What: Third Thursday Art Night
When: 4-9 p.m. Thursday, May 21

She never thought she would leave Peru, but Clark-Fulcher now honors her roots often by incorporating Peruvian textiles into the jewelry. They become a conversation starter if a customer happens to have visited Peru.

Those interactions are one of Clark-Fulcher’s favorite things about being an artist. She showcases her pieces at farmers markets such at the Breckenridge Sunday Market and loves making connections with repeat customers. The weekly shows generate more revenue for her than her website, and she likes how it fosters a community of artistic people pursuing their passion.

However, this year, the future of those markets is uncertain. 

Beyond events, the pandemic has affected other facets of Clark-Fulcher’s life. The courthouse clerk and her husband juggle working and taking care of the two out-of-school kids along with the Spicy Heart business. She now only works on her art either early in the morning before the kids wake up or after they’ve gone to bed.

“Maybe this year is going to be a good thing that we don’t have the farmers market so I can be with my kids, but then it’s going to hurt us because I’m going to have to figure out a way to sell my jewelry,” Clark-Fulcher said. “The farmers market was huge income for my family. … I’m excited about the virtual thing though, because it’s my jam.”

Along with metals, Alicia Clark-Fulcher makes jewelry with stones and leather. The pieces can be found online, in local stores and at farmers markets in addition to HighSide Brewing’s Third Thursday Art Night.
Courtesy Alicia Clark-Fulcher

Though a vendor and not an artist herself, Kelley Wren collaborates with various creative minds for her company Thumbs Up Birds and frequently can be found at the Third Thursday Art Night promoting women in the outdoors. Working on the brand’s apparel doesn’t make up the majority of her time — that would be scheduling clinics, finding guides and organizing other events — but she enjoys the expressive outlet.

“I try to make these really natural looking, nature-inspired graphics that aren’t too feminine but still have that really feminine touch,” Wren said.

The 9-year-old company has come a long way from its old, basic T-shirts and one of Wren’s favorite items is Coni Terrado’s Nativa hoodie that features a stag and bird. Wren also enjoys working on hats and is planning to use Johnson’s hat-making skills for a collaboration.

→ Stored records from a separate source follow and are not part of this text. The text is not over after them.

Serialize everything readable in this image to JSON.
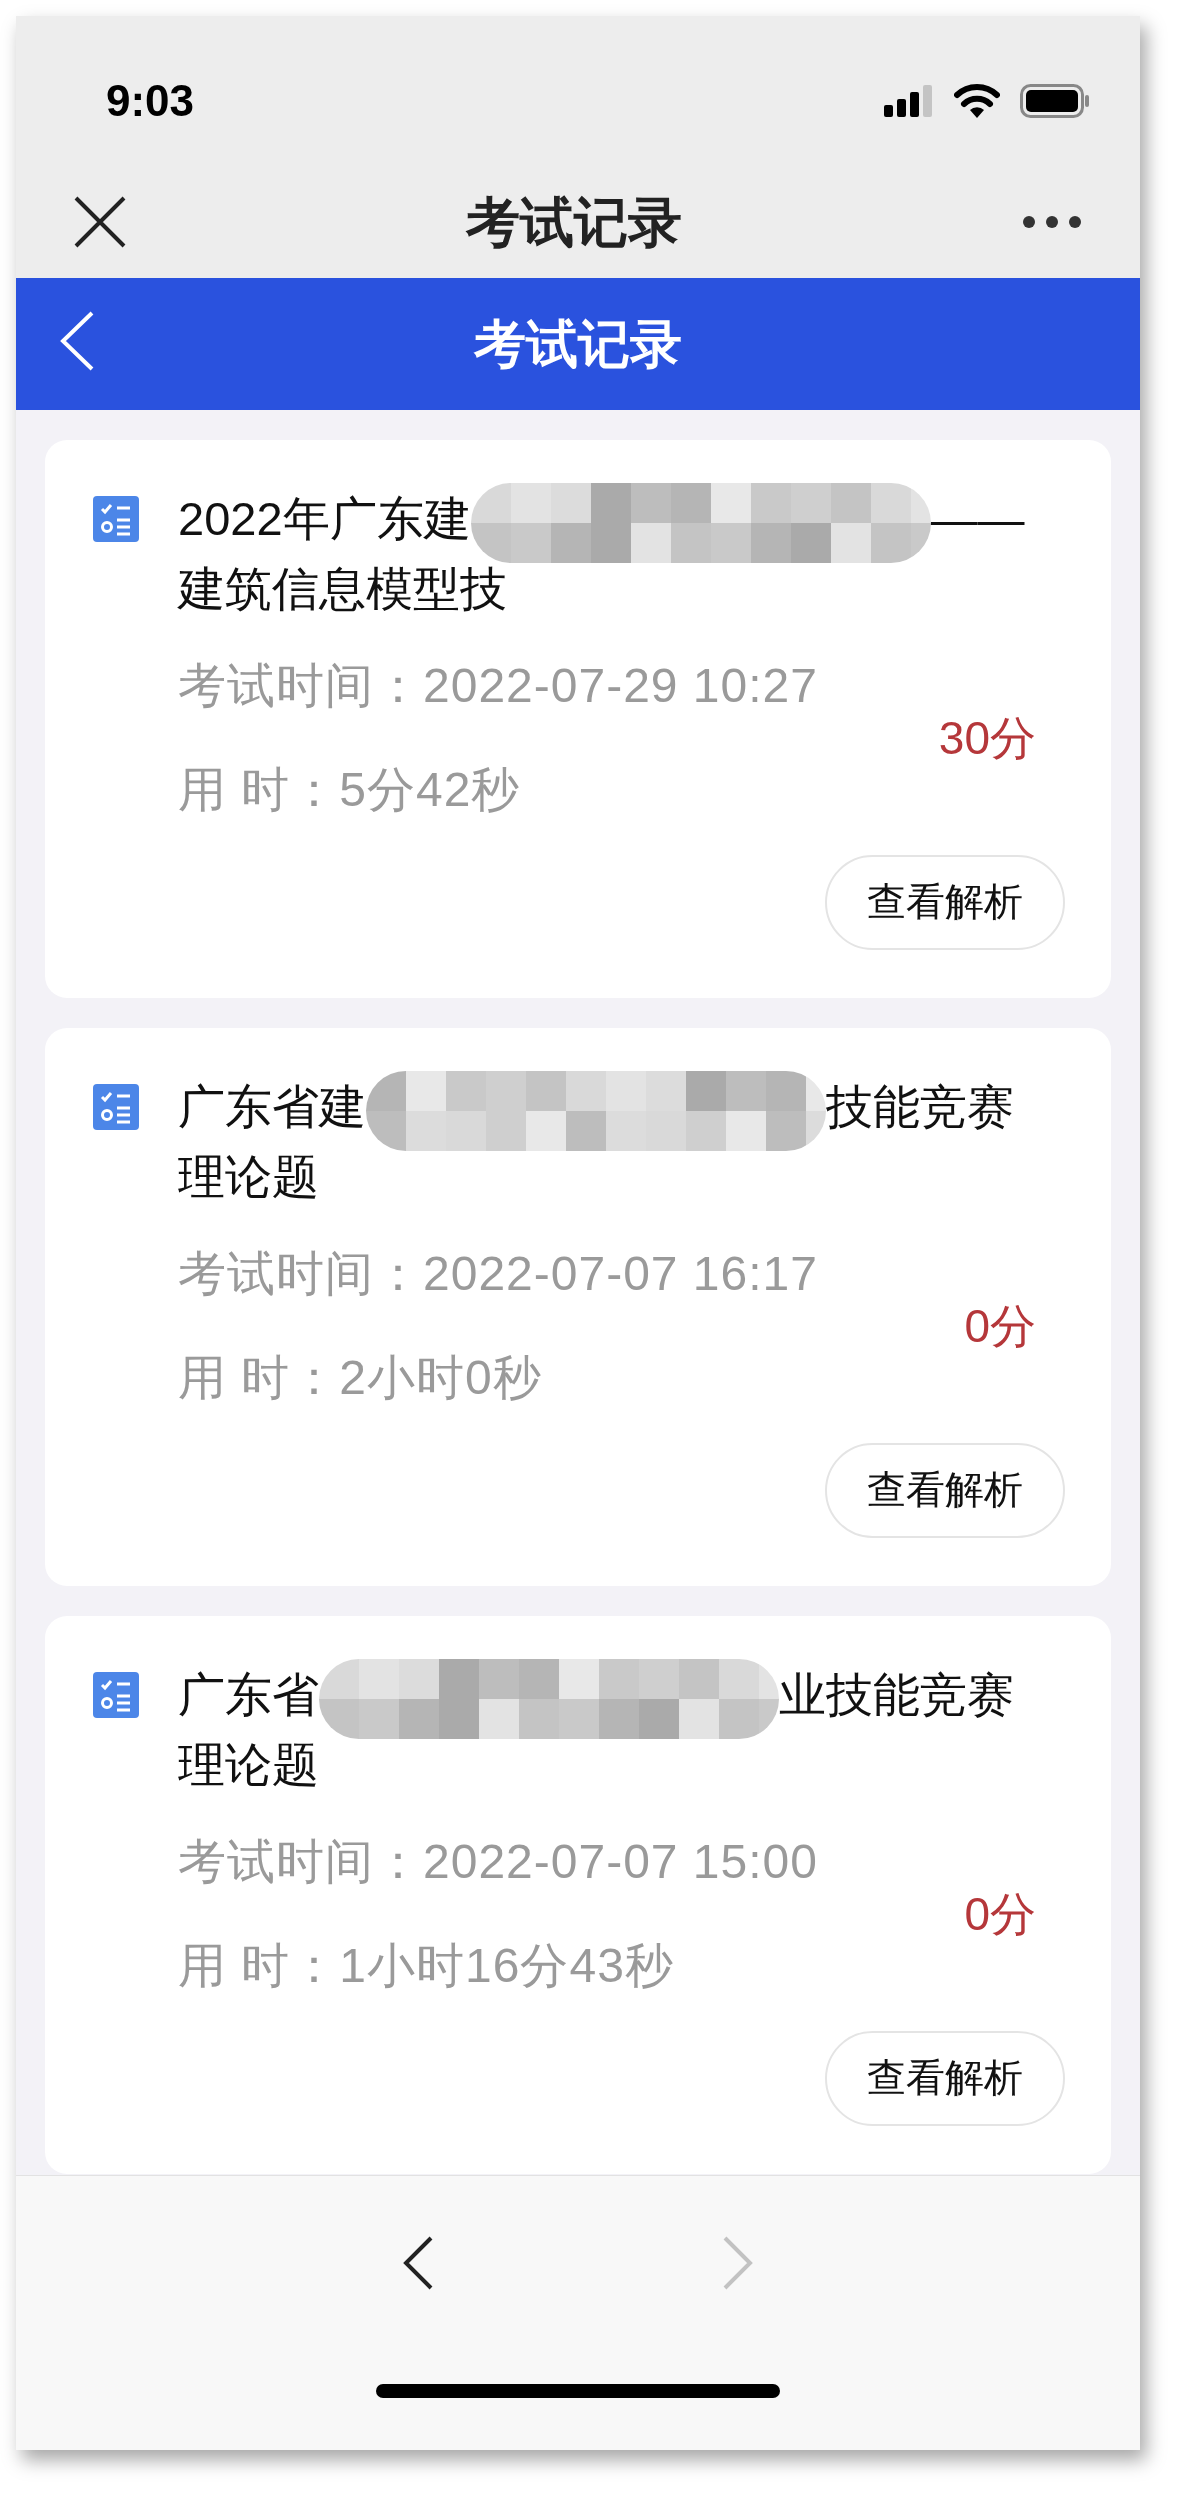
{
  "status_bar": {
    "time": "9:03"
  },
  "nav_bar": {
    "title": "考试记录"
  },
  "header": {
    "title": "考试记录"
  },
  "records": [
    {
      "title_lines": [
        [
          {
            "kind": "text",
            "text": "2022年广东建"
          },
          {
            "kind": "redacted"
          },
          {
            "kind": "text",
            "text": "——"
          }
        ],
        [
          {
            "kind": "text",
            "text": "建筑信息模型技"
          }
        ]
      ],
      "time_label": "考试时间：",
      "time": "2022-07-29 10:27",
      "duration_label": "用 时：",
      "duration": "5分42秒",
      "score": "30分",
      "action": "查看解析"
    },
    {
      "title_lines": [
        [
          {
            "kind": "text",
            "text": "广东省建"
          },
          {
            "kind": "redacted"
          },
          {
            "kind": "text",
            "text": "技能竞赛"
          }
        ],
        [
          {
            "kind": "text",
            "text": "理论题"
          }
        ]
      ],
      "time_label": "考试时间：",
      "time": "2022-07-07 16:17",
      "duration_label": "用 时：",
      "duration": "2小时0秒",
      "score": "0分",
      "action": "查看解析"
    },
    {
      "title_lines": [
        [
          {
            "kind": "text",
            "text": "广东省"
          },
          {
            "kind": "redacted"
          },
          {
            "kind": "text",
            "text": "业技能竞赛"
          }
        ],
        [
          {
            "kind": "text",
            "text": "理论题"
          }
        ]
      ],
      "time_label": "考试时间：",
      "time": "2022-07-07 15:00",
      "duration_label": "用 时：",
      "duration": "1小时16分43秒",
      "score": "0分",
      "action": "查看解析"
    }
  ],
  "bottom_nav": {
    "back": {
      "disabled": false
    },
    "forward": {
      "disabled": true
    }
  }
}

Thumbs Up Birds is a company in Breckenridge that focuses on promoting women in the outdoors. Founder Kelley Wren likes designing hats for the company with local artists.
Courtesy Kelley Wren

Wren often uses Thumbs Up Birds as a channel to boost artwork. Sometimes they run contests where artists can win the opportunity to be featured on the brand’s apparel. The company got involved with the Third Thursday Art Night because Wren met Johnson over the summer when Thumbs Up Birds held its own artists market at Rocky Mountain Underground’s beer garden.

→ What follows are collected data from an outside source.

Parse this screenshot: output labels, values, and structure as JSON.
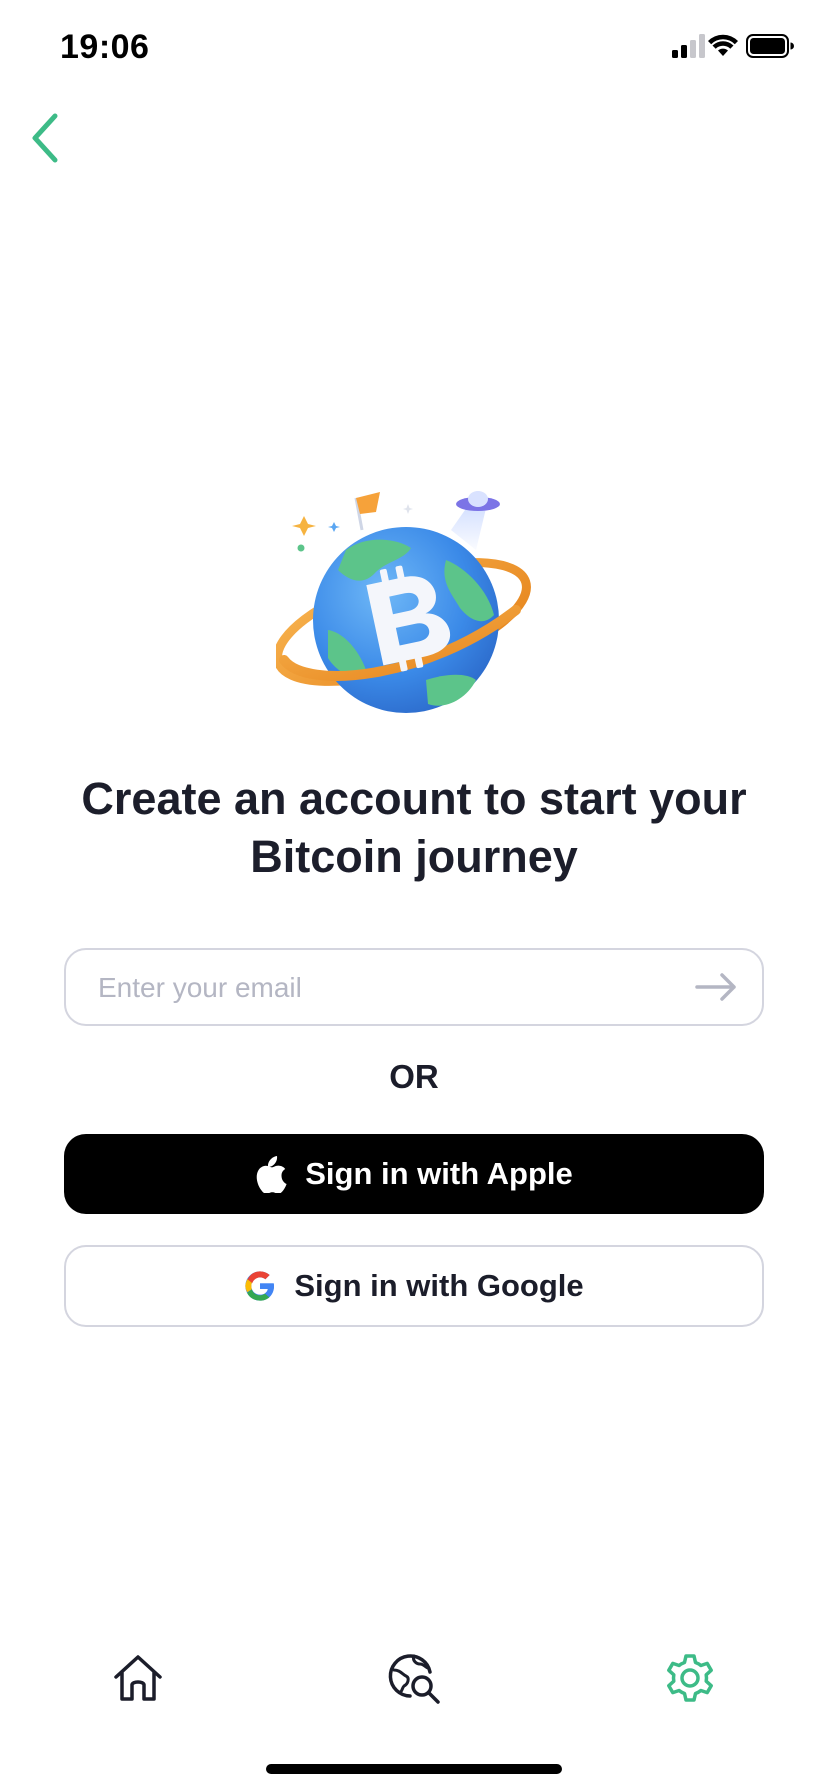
{
  "status_bar": {
    "time": "19:06",
    "icons": [
      "cellular-signal-icon",
      "wifi-icon",
      "battery-icon"
    ]
  },
  "nav": {
    "back_icon": "chevron-left-icon"
  },
  "hero": {
    "illustration": "bitcoin-planet-illustration"
  },
  "headline": {
    "line1": "Create an account to start your",
    "line2": "Bitcoin journey"
  },
  "email": {
    "placeholder": "Enter your email",
    "value": "",
    "submit_icon": "arrow-right-icon"
  },
  "divider_text": "OR",
  "apple_button": {
    "label": "Sign in with Apple",
    "icon": "apple-logo-icon"
  },
  "google_button": {
    "label": "Sign in with Google",
    "icon": "google-logo-icon"
  },
  "tab_bar": {
    "tabs": [
      {
        "icon": "home-icon",
        "active": false
      },
      {
        "icon": "globe-search-icon",
        "active": false
      },
      {
        "icon": "gear-icon",
        "active": true
      }
    ]
  },
  "colors": {
    "accent": "#3dbb87",
    "text_primary": "#1b1d2a",
    "placeholder": "#b4b6c3",
    "border": "#d4d5df",
    "apple_button_bg": "#000000"
  }
}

Naturally, Wren prefers forming in-person connections, yet she’s been pleased by the success and camaraderie of the first virtual art night.

“It was great to see that people were still into this artistic community and supporting these small local businesses,” Wren said. “Everybody kind of needs it right now, whether they’re an artist or an outdoor company.”

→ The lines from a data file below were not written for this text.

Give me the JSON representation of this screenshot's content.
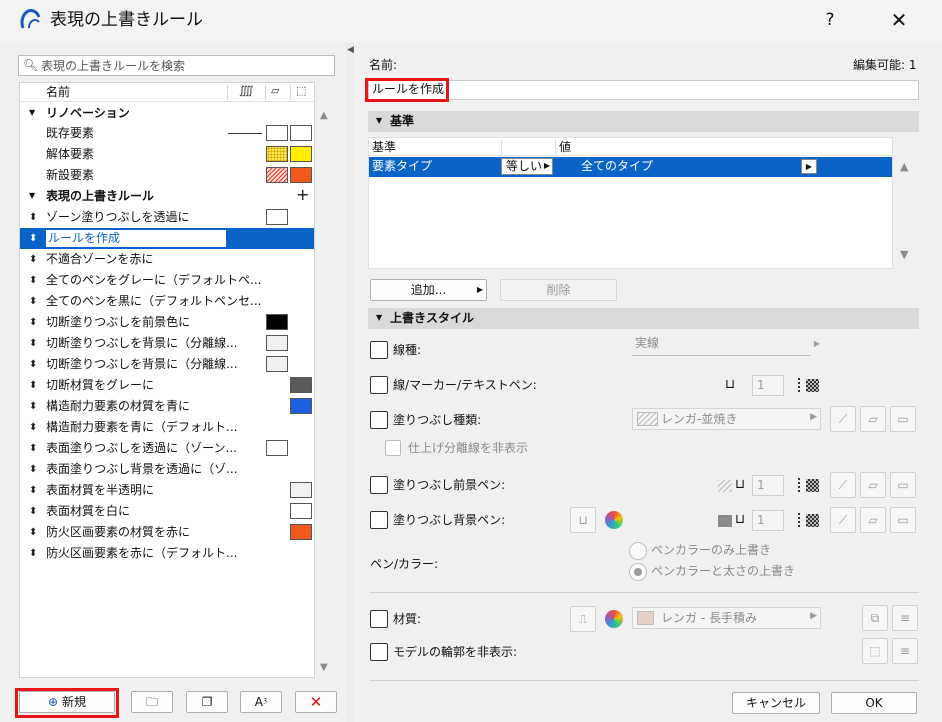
{
  "window": {
    "title": "表現の上書きルール",
    "help": "?",
    "close": "✕"
  },
  "search": {
    "placeholder": "表現の上書きルールを検索"
  },
  "list": {
    "header": {
      "name": "名前"
    },
    "groups": [
      {
        "label": "リノベーション",
        "items": [
          {
            "label": "既存要素"
          },
          {
            "label": "解体要素"
          },
          {
            "label": "新設要素"
          }
        ]
      },
      {
        "label": "表現の上書きルール",
        "add": "+",
        "items": [
          {
            "label": "ゾーン塗りつぶしを透過に"
          },
          {
            "label": "ルールを作成",
            "selected": true
          },
          {
            "label": "不適合ゾーンを赤に"
          },
          {
            "label": "全てのペンをグレーに（デフォルトペ..."
          },
          {
            "label": "全てのペンを黒に（デフォルトペンセ..."
          },
          {
            "label": "切断塗りつぶしを前景色に"
          },
          {
            "label": "切断塗りつぶしを背景に（分離線..."
          },
          {
            "label": "切断塗りつぶしを背景に（分離線..."
          },
          {
            "label": "切断材質をグレーに"
          },
          {
            "label": "構造耐力要素の材質を青に"
          },
          {
            "label": "構造耐力要素を青に（デフォルト..."
          },
          {
            "label": "表面塗りつぶしを透過に（ゾーン..."
          },
          {
            "label": "表面塗りつぶし背景を透過に（ゾ..."
          },
          {
            "label": "表面材質を半透明に"
          },
          {
            "label": "表面材質を白に"
          },
          {
            "label": "防火区画要素の材質を赤に"
          },
          {
            "label": "防火区画要素を赤に（デフォルト..."
          }
        ]
      }
    ]
  },
  "bottom_buttons": {
    "new": "新規"
  },
  "colors": {
    "selection": "#0a64c8",
    "highlight_box": "#e8141a",
    "yellow": "#ffee00",
    "orange": "#f05a1c",
    "blue": "#1f5fe0",
    "dark_grey": "#5a5a5a",
    "black": "#000000"
  },
  "detail": {
    "name_label": "名前:",
    "editable_label": "編集可能: 1",
    "name_value": "ルールを作成",
    "criteria": {
      "section": "基準",
      "col_criterion": "基準",
      "col_value": "値",
      "row": {
        "criterion": "要素タイプ",
        "operator": "等しい",
        "value": "全てのタイプ"
      },
      "add_button": "追加...",
      "delete_button": "削除"
    },
    "style": {
      "section": "上書きスタイル",
      "line_type": "線種:",
      "line_type_value": "実線",
      "line_marker_pen": "線/マーカー/テキストペン:",
      "pen_number": "1",
      "fill_type": "塗りつぶし種類:",
      "fill_type_value": "レンガ-並焼き",
      "hide_separator": "仕上げ分離線を非表示",
      "fill_fg_pen": "塗りつぶし前景ペン:",
      "fill_fg_pen_number": "1",
      "fill_bg_pen": "塗りつぶし背景ペン:",
      "fill_bg_pen_number": "1",
      "pen_color": "ペン/カラー:",
      "radio_color_only": "ペンカラーのみ上書き",
      "radio_color_weight": "ペンカラーと太さの上書き",
      "material": "材質:",
      "material_value": "レンガ - 長手積み",
      "hide_model_contour": "モデルの輪郭を非表示:"
    },
    "cancel": "キャンセル",
    "ok": "OK"
  }
}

Though not tied to any one artist, Thumbs Up Birds can be found at various markets with its merchandise. It uses branded apparel, such as these hoodies, to help spread its message of women in the outdoors.
Courtesy Kelley Wren

It unfortunately wasn’t the first virtual event of 2020 that Thumbs Up Birds took part in. Wren has had to cancel four events, including one of the company’s biggest overnight backcountry courses, so they came up with the idea of a virtual waxing clinic. People could buy a bottle of wine from Rocky Mountain Underground that came with its own bar of wax and then tune into social media for a workshop on proper waxing, cleaning and storage techniques.

As for the future, everything is still in flux, but Wren is working on adapting events to the new paradigm and likely will make them free given the economic hardships.

This month’s Third Thursday Art Night is from 4-9 p.m. May 21 on HighSide Brewing’s Facebook page,

“We’re doing what we can to keep local artists going and keep some good spirit in the community,” Axelrod said.